STYLEPHILE Kahlea Belonia stands out with her unique beauty
Eccentric local brand Randolf Clothing is back and better and no, it’s not filled with superimposed spoofs of Kim K’s ugly crying face.
“R andolf pokes fun at the obsessive pop culture through clothing,” says the statement welcoming you to their official website, amid a montage of celebrity pap shots from the oughts. The brand’s signature tongue-in-cheek themes are always consistent, almost often winking at the undying love of the masses for entertainment culture. Starting out with their chief creative officer RJ Santos making tees of fashion icons Anna Wintour, Karl Lagerfeld and Grace Coddington’s heads on it, presenting a collection at Amazon Fashion Week in Tokyo and now creating the coolest custom barongs at TernoCon early this year, Randolf is now all grown up.
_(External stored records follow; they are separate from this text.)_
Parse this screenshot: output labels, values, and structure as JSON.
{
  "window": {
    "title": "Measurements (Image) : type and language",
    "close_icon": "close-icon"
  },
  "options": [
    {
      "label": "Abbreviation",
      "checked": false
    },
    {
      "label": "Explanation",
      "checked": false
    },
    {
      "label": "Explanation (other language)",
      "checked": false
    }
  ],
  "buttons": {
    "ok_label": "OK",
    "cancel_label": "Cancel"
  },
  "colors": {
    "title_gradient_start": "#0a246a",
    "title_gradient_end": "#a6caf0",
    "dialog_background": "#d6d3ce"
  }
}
Their recent collection, Destination: 0 is a sequel of their earlier work, Take Me To Prom two years ago. The previous pieces were all about getting butterflies and going to prom for the first time, but Randolf takes a departure from that. This time, it’s all about being stuck a limbo now that prom is over, high school is done and you have no longer have anything to look forward to. Yes, the quirky patches and embroidery is still there, but this time, Randolf explores more of womenswear and menswear with corsetry, oversized suits, deconstructed boiler suits and of course, more faux tattoo tops and tights. The casting was a stellar lineup too—with notable OGs from different fields such as blogger Tricia Gosingtian, model Jasmine Maierhoffer, photographer duo Ryan and Garovs Vergara of Everywhere We Shoot, and Proud Race’s Pat Mosby and Rik Rasos to name a few. It was revealed later on that the crew was Santos’s inspiration for Destination: 0. Randolf will always be an anti-hero of local fashion, a breath of fresh air in a sea of oversaturated celebrity consumption and a figure of unorthodox methods. You might think in a yearbook, they’d be the Most Unlikely To Succeed because they don’t go by the book, but here they are, crowned with honors, taking a bow after delivering their year-ender speech at the ceremony.